Grand Design Sharon sebagaimana tertulis dalam biografinya yang terbit sebelum perang, adalah:

[1] Menyerang Lebanon dan mendudukkan pemimpin boneka diktator Kristen yang bekerja untuk kepentingan Israel.
[2] Mengusir Syria dari Lebanon.
[3] Mengusir Palestina dari Lebanon masuk ke Syria dimana di sana mereka akan diusir Syria ke Jordania.
[4] Mendorong Palestina memberontak terhadap Raja Jordania dan membentuk pemerintahan Palestina di Jordania.
[5] Membuat perjanjian damai dengan negara Palestina yang mengatur kekuasaan bersama atas Tepi Barat.

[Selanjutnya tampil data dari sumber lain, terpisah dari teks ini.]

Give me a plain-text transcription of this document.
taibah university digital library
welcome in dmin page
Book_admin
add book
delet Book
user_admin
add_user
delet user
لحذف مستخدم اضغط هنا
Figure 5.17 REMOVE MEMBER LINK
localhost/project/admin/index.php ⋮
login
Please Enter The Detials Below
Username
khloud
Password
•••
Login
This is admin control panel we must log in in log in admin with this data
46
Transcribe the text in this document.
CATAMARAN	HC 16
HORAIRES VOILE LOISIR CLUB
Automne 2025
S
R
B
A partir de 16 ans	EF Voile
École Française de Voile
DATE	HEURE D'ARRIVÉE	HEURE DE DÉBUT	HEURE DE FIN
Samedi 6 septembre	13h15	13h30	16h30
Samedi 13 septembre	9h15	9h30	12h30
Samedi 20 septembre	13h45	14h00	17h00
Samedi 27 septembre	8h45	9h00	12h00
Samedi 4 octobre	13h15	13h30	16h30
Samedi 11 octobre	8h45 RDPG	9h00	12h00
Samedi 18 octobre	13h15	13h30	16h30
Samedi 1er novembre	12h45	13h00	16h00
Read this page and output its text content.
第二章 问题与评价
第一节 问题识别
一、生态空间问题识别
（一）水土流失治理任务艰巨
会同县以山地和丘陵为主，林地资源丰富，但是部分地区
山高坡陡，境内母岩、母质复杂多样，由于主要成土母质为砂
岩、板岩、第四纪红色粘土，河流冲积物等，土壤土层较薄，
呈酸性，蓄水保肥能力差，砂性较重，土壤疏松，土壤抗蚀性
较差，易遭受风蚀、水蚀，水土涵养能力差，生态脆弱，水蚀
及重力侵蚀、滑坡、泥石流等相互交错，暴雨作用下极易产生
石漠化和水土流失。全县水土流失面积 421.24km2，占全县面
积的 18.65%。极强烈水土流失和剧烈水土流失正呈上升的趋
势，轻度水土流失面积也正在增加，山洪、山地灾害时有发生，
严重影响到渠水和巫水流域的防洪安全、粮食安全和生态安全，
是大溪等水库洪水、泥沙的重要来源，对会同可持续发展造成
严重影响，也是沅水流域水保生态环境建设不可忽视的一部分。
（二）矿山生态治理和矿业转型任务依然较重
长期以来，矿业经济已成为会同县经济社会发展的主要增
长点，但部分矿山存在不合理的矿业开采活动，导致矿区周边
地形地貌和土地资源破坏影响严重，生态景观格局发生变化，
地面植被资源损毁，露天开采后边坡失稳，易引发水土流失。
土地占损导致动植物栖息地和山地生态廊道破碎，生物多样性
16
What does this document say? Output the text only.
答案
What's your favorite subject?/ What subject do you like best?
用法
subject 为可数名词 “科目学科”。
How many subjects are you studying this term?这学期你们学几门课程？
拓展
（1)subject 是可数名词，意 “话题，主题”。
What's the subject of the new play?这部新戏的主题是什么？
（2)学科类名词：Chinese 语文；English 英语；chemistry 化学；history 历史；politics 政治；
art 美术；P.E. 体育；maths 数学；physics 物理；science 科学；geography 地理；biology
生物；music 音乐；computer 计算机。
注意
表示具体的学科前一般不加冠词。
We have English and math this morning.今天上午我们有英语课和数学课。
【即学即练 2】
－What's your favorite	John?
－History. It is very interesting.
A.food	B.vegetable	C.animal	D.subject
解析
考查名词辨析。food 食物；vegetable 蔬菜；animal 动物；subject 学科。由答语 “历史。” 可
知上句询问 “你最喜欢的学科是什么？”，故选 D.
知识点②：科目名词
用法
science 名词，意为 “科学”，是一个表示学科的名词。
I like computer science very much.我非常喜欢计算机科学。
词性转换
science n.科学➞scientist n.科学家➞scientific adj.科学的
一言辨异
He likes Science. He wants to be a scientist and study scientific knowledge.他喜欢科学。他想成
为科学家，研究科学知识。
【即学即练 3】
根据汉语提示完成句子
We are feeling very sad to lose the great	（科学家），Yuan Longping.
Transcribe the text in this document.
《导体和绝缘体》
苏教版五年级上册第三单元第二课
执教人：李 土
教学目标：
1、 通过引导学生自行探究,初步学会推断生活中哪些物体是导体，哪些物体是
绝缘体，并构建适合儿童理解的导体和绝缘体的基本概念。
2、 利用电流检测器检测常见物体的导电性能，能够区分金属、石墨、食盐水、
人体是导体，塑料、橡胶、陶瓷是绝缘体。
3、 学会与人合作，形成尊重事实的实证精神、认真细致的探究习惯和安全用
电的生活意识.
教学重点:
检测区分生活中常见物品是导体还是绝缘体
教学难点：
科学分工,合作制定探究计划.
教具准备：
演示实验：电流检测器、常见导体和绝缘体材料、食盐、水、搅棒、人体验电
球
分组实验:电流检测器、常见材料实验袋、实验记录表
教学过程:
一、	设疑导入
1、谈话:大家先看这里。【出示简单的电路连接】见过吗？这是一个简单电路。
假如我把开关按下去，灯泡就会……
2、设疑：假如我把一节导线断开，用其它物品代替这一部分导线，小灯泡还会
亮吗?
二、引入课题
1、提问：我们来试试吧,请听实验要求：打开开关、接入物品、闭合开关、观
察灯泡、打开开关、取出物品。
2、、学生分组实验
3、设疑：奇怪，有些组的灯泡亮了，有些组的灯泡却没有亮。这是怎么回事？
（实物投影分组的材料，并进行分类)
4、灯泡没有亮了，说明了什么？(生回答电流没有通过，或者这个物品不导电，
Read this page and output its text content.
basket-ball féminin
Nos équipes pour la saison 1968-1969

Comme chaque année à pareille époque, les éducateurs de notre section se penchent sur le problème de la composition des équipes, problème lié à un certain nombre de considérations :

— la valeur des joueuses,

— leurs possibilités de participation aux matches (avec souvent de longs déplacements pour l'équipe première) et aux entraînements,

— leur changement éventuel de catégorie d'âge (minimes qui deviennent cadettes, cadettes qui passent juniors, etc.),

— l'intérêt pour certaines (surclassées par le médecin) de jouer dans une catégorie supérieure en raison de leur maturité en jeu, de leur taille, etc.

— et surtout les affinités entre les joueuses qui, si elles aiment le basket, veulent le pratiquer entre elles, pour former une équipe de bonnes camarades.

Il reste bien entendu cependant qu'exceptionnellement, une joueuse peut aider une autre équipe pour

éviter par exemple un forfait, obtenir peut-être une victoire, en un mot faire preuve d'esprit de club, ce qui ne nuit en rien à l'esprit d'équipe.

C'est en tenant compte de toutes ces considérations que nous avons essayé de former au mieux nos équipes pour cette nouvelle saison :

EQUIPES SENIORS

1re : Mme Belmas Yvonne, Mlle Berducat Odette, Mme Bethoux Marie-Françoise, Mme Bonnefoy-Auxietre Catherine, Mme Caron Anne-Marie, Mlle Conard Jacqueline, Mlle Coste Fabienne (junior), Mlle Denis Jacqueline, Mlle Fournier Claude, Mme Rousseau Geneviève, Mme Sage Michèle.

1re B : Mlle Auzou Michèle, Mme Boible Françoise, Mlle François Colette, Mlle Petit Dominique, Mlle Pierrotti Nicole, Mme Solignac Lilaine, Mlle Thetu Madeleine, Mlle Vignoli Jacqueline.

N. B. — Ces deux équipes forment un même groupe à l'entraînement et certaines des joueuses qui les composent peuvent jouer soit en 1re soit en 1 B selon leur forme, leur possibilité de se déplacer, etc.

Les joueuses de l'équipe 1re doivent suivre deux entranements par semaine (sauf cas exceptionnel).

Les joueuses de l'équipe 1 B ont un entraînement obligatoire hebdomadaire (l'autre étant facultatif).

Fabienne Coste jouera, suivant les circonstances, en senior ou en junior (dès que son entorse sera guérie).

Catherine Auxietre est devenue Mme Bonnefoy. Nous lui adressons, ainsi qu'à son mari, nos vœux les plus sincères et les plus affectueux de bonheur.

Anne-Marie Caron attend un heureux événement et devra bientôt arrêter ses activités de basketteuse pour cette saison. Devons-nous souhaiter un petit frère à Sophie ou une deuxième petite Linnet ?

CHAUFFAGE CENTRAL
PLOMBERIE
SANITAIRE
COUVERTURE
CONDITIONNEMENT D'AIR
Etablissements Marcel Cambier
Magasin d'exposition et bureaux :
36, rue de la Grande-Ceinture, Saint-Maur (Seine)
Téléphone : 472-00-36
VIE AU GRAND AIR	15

Dengan obsesinya itu Sharon meyakinkan Begin untuk memulai perang dengan janji hanya akan mengusir Palestina sejauh 40 km dari perbatasan. Namun yang terjadi kemudian adalah petualangan perang kotor yang dikutuk orang sepanjang sejarah. Setelah membunuhi ribuan warga sipil Lebanon, Sharon mengangkat diktator Kristen Bashir Gemayel sebagai presiden yang bekerja untuk kepentingan Israel. Kemudian ia mengkomandoi pembantaian Sabra dan Shatilla oleh milisi Gemayel terhadap pengungsi Palestina dengan tujuan membuat ketakutan orang-orang Palestina dan mengungsi ke Syria.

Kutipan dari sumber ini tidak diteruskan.